Strain specific HLA-DP expression analysis in wild type C57BL/6 mice and heterozygous humanized B-hHLA-DPA1*2.2/hHLA-DPB1*3.1 mice by flow cytometry. Blood cells were collected from wild type C57BL/6 mice (+/+) and heterozygous humanized B-hHLA-DPA1*2.2/hHLA-DPB1*3.1 mice (H/+), respectively, and analyzed by flow cytometry with species-specific anti-human HLA-DP antibody (BD, 566825). Human HLA-DP was exclusively detectable in B cells(A), DC cells(B), macrophages(C) and monocytes(D) of heterozygous B-hHLA-DPA1*2.2/hHLA-DPB1*3.1 mice, but not in wild-type C57BL/6 mice. 

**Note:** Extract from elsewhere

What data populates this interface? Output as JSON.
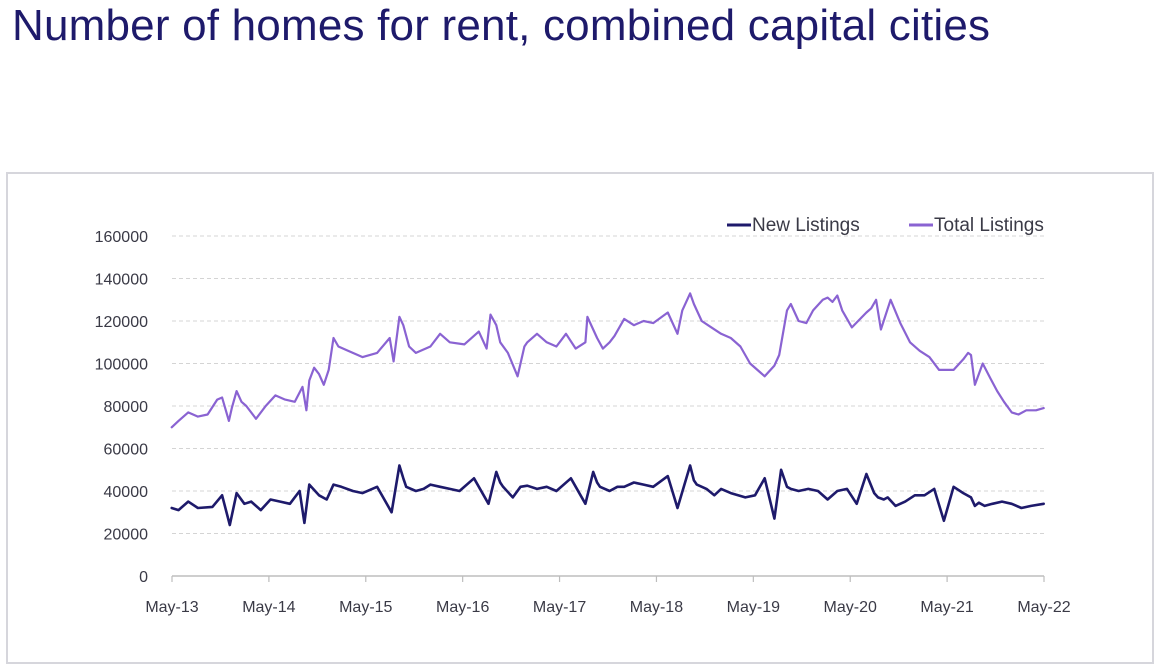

Detection of peptide-induced immune responses in B-hHLA-DPA1*2.2/hHLA-DPB1*3.1 mice by IFN-γ ELISpot assay. Female C57BL/6 mice (n=1) and B-hHLA-DPA1*2.2/hHLA-DPB1*3.1 mice (n=2)  at the age of 11 weeks were inoculated the peptide at the inside muscle of both legs. One week after the last immunization, mice were sacrificed. The splenocytes were isolated and used as antigen presenting cell. Briefly, spleen cells were loaded with the antigen peptide for 2hrs and washed for co-culture assay. And then the peptide loaded spleen cells were co-cultured with engineered Mock-T or TCR-T cells for overnight for measuring the IFN-γ secretion by ELISA method, respectively. The results demonstrate that the negative control Mock-T cells can’t induce immune responses while the positive group TCR-T cells induce obvious responses in B-hHLA-DPA1*2.2/hHLA-DPB1*3.1 mice. 

Note: This experiment was performed by the client using B-hHLA-DPA1*2.2/hHLA-DPB1*3.1 mice. All the other materials were provided by the client.